A verse that I've often quoted and clung to about circumstances in life and what I'm able to handle is:
I Corinthians 10:1 No temptation has overtaken you except what is common to mankind. And God is faithful; he will not let you be tempted beyond what you can bear. But when you are tempted he will also provide a way out so that you can endure it.
This verse has given me the faith that God will not give me more than I can handle. In my new state of really understanding and being aware of God's promises I see this verse differently. This verse talks about temptation (or testing). It doesn't promise us He won't give us more than we can handle. In fact, I'm thinking God gives us more than we can handle often. This is what keeps us in need of Him and relying on the Holy Spirit's strength. The temptation comes in how I will respond to the circumstances around me; rely on my own strength, or rely on God's presence. I've never needed God's strength and guidance more. If I walk through this journey thinking "God thinks I can handle this so I will", then I'm not relying on His power, but my own.

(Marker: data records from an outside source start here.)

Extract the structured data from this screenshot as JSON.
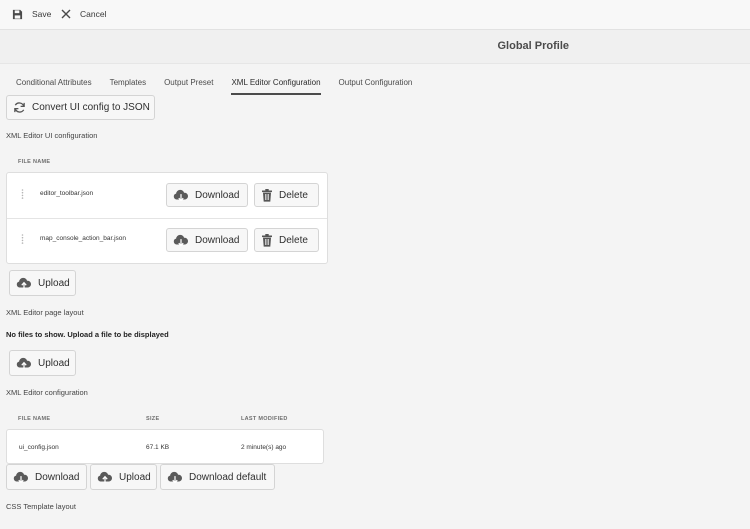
{
  "toolbar": {
    "save_label": "Save",
    "cancel_label": "Cancel"
  },
  "header": {
    "title": "Global Profile"
  },
  "tabs": [
    {
      "label": "Conditional Attributes",
      "active": false
    },
    {
      "label": "Templates",
      "active": false
    },
    {
      "label": "Output Preset",
      "active": false
    },
    {
      "label": "XML Editor Configuration",
      "active": true
    },
    {
      "label": "Output Configuration",
      "active": false
    }
  ],
  "convert_button": {
    "label": "Convert UI config to JSON",
    "icon": "refresh-icon"
  },
  "ui_config": {
    "title": "XML Editor UI configuration",
    "column_header": "FILE NAME",
    "files": [
      {
        "name": "editor_toolbar.json",
        "download_label": "Download",
        "delete_label": "Delete"
      },
      {
        "name": "map_console_action_bar.json",
        "download_label": "Download",
        "delete_label": "Delete"
      }
    ],
    "upload_label": "Upload"
  },
  "page_layout": {
    "title": "XML Editor page layout",
    "empty_message": "No files to show. Upload a file to be displayed",
    "upload_label": "Upload"
  },
  "editor_config": {
    "title": "XML Editor configuration",
    "columns": [
      "FILE NAME",
      "SIZE",
      "LAST MODIFIED"
    ],
    "rows": [
      {
        "file_name": "ui_config.json",
        "size": "67.1 KB",
        "last_modified": "2 minute(s) ago"
      }
    ],
    "download_label": "Download",
    "upload_label": "Upload",
    "download_default_label": "Download default"
  },
  "css_template": {
    "title": "CSS Template layout"
  },
  "colors": {
    "background": "#f4f4f4",
    "card": "#ffffff",
    "active_tab_underline": "#4b4b4b"
  }
}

Don't get me wrong. In the times when my tears overcome me I don't see that as giving into weakness, but rather allowing the Lord to comfort me in my sorrow. Pretending the pain isn't there isn't what God is calling us to. But rather, allowing Him to be our comfort and strength during those times.
So I step in to today recognizing this situation is too big for me. It is more than I can handle on my own. I am purposing to walk through the valleys and the highs in the power of His strength, recognizing my grave weakness.
My hope is in the LORD who will renew my strength. I will soar on wings like eagles; I will run and not grow weary, I will walk and not be faint.